The memory of Mum and Dad driving up the seemingly endless drive towards the imposing building will never fade. All the other pupils already knew one another. I was the new kid. Geeky, unsporty and spotty. I clung to my parents and cried for the better part of a year. A year. Can you imagine what I put my parents through? Sorry Mum and Dad.

Like I say, I’ve never been good at goodbyes and that hasn’t changed.

We are in Colombo International Airport in Sri Lanka. We have just had the most amazing family holiday. Me, Marina, Ludo and Iona: three weeks exploring this beautiful Indian Ocean island. We have laughed and smiled, swum and surfed in the sweltering heat, met elephants and released baby turtles, bumped around in tuk-tuks and eaten every meal together. And now it’s over.

I always get post-holiday blues, but this is different. Much, much different. It’s bigger and it’s sadder. I am saying goodbye as I head off on the biggest challenge of my life. From here, I will fly straight to Kathmandu in Nepal while the rest fly back to England. Our happy family will separate, and I will begin a two-month expedition to climb the highest mountain in the world.

The last day in Colombo had been slightly painful. It had been hot and humid and by the afternoon a huge thunderstorm had broken over the city. Everest had loomed over us like an invisible weight.

The children of course were oblivious to the magnitude of what lay ahead. They were still in the sweet spot of innocence, glorious naivety. It was one of the attractions of attempting the climb while they were still basking in childhood optimism and hopefulness, to avoid them having to face the reality of the risks ahead.

Marina was quieter than usual. I could sense the weight of Everest on her shoulders. The burden of the unknown that she would carry for the next few weeks as she continued with life back in London while I began my trek deep into the Himalayas. We smiled and laughed, but there was an air of sadness. Perhaps it was the rain and the thunder, but it felt heavy. It clung to us.

And now, here we were at Colombo Airport where our lives would separate. No more family smiles, hugs, laughter …

I waited until the last call for my flight. I wanted to put off the goodbyes for as long as I could.

I scooped up the children who enveloped me like an octopus. I squeezed them and inhaled their smell. I nuzzled their necks and whispered into their ears, ‘Look after Mummy.’

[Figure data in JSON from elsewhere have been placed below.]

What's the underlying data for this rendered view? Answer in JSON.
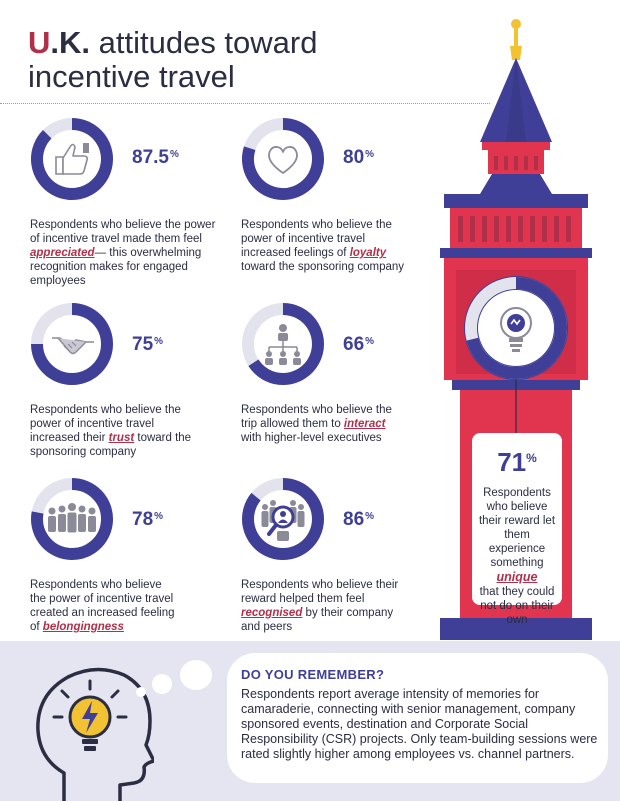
{
  "title": {
    "u": "U",
    "k": ".K.",
    "rest_line1": " attitudes toward",
    "line2": "incentive travel"
  },
  "stats": [
    {
      "value": "87.5",
      "unit": "%",
      "value_fraction": 0.875,
      "icon": "thumbs-up-icon",
      "desc_before": "Respondents who believe the power of incentive travel made them feel ",
      "desc_em": "appreciated",
      "desc_after": "— this overwhelming recognition makes for engaged employees"
    },
    {
      "value": "80",
      "unit": "%",
      "value_fraction": 0.8,
      "icon": "heart-icon",
      "desc_before": "Respondents who believe the power of incentive travel increased feelings of ",
      "desc_em": "loyalty",
      "desc_after": " toward the sponsoring company"
    },
    {
      "value": "75",
      "unit": "%",
      "value_fraction": 0.75,
      "icon": "handshake-icon",
      "desc_before": "Respondents who believe the power of incentive travel increased their ",
      "desc_em": "trust",
      "desc_after": " toward the sponsoring company"
    },
    {
      "value": "66",
      "unit": "%",
      "value_fraction": 0.66,
      "icon": "org-chart-icon",
      "desc_before": "Respondents who believe the trip allowed them to ",
      "desc_em": "interact",
      "desc_after": " with higher-level executives"
    },
    {
      "value": "78",
      "unit": "%",
      "value_fraction": 0.78,
      "icon": "group-icon",
      "desc_before": "Respondents who believe the power of incentive travel created an increased feeling of ",
      "desc_em": "belongingness",
      "desc_after": ""
    },
    {
      "value": "86",
      "unit": "%",
      "value_fraction": 0.86,
      "icon": "magnifier-person-icon",
      "desc_before": "Respondents who believe their reward helped them feel ",
      "desc_em": "recognised",
      "desc_after": " by their company and peers"
    }
  ],
  "tower": {
    "value": "71",
    "unit": "%",
    "value_fraction": 0.71,
    "icon": "lightbulb-icon",
    "desc_before": "Respondents who believe their reward let them experience something",
    "desc_em": "unique",
    "desc_after": "that they could not do on their own"
  },
  "remember": {
    "title": "DO YOU REMEMBER?",
    "text": "Respondents report average intensity of memories for camaraderie, connecting with senior management, company sponsored events, destination and Corporate Social Responsibility (CSR) projects. Only team-building sessions were rated slightly higher among employees vs. channel partners.",
    "icon": "head-lightbulb-icon"
  },
  "colors": {
    "navy": "#3f3f97",
    "red": "#e0344f",
    "crimson": "#b0304a",
    "dark": "#2b2d42",
    "light_gray": "#e3e3ee",
    "lavender": "#e5e5f1",
    "gold": "#f2c232"
  }
}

‘Have fun, Daddy,’ they both smiled with that innocence and excitement that only children can muster.

‘Please keep safe,’ hugged Marina, ‘we need you.’

We both cried. I didn’t want the children to see my tears. They have seen me cry before and it’s important for children to know they can cry, but this felt different. The tears felt like an admission of fear and I didn’t want them to fear Everest. I wanted them to be excited and inspired by the mountain.

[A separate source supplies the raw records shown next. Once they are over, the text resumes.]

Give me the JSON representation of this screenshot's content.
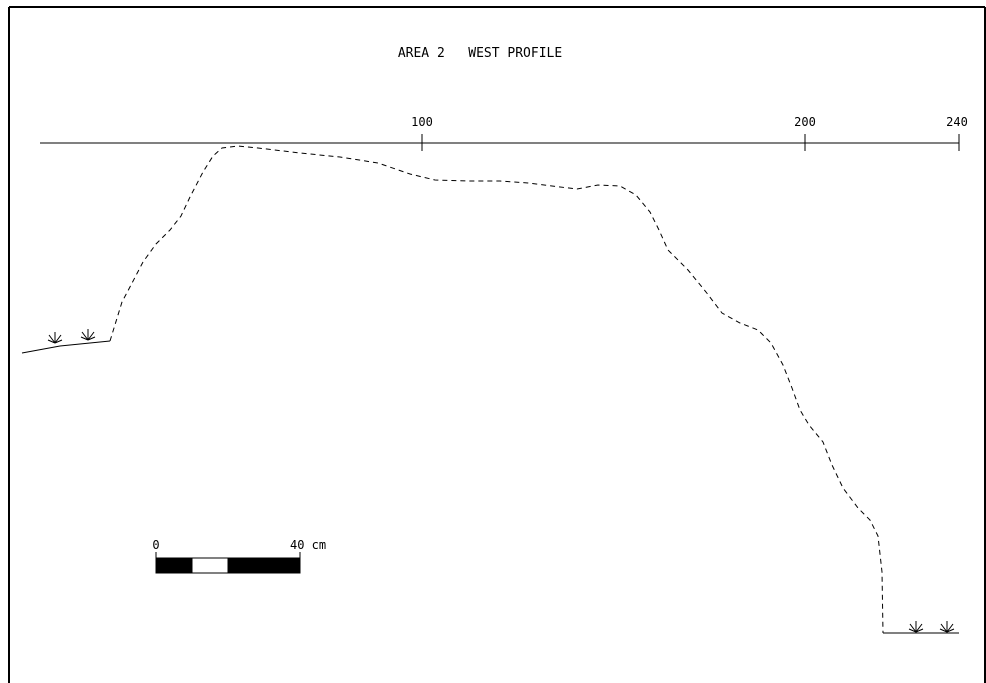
{
  "drawing": {
    "title": "AREA 2   WEST PROFILE",
    "line_color": "#000000",
    "background": "#ffffff"
  },
  "datum": {
    "ticks": [
      {
        "label": "100",
        "value": 100
      },
      {
        "label": "200",
        "value": 200
      },
      {
        "label": "240",
        "value": 240
      }
    ]
  },
  "scale_bar": {
    "start_label": "0",
    "end_label": "40 cm",
    "segments": [
      "black",
      "white",
      "black",
      "black"
    ]
  },
  "vegetation": {
    "icon": "grass-tuft-icon",
    "left_count": 2,
    "right_count": 2
  }
}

The tears felt like a weakness, liquid fear. In a way they were. My stomach was knotted and twisted. I have left my family for plenty of risky expeditions over the years, but this one felt different – it felt bigger, taller, badder.

I had struggled to rationalise my yearning to climb Mount Everest with my role as husband and father. After all, being a dad is a primary role. It’s not something that you just do part-time. It comes with responsibility and commitment.

I need them and they need me.

Shortly before I left, I had asked the children to give me something special that I could take to the summit with me. Ludo chose his panda teddy bear that he’d had since he was a small child, known as Pandear, and Iona, a little more inexplicably, chose a carrot dog toy.

As well as the two stuffed children’s toys, I wanted to take something else. One of Ludo’s favourite things in the whole world is his silver shark’s tooth necklace. He got it while we were in the Bahamas and he never takes it off. ‘Can I borrow your shark’s tooth to wear to the summit?’ I asked him. It was a big ask, but without hesitation, Ludo placed it around my neck. In its place, I made Ludo a special necklace that I placed around his neck.

That little necklace ceremony was profoundly moving. The silver shark’s tooth had such a profound power and energy. It was a reminder always of what was waiting for me at home.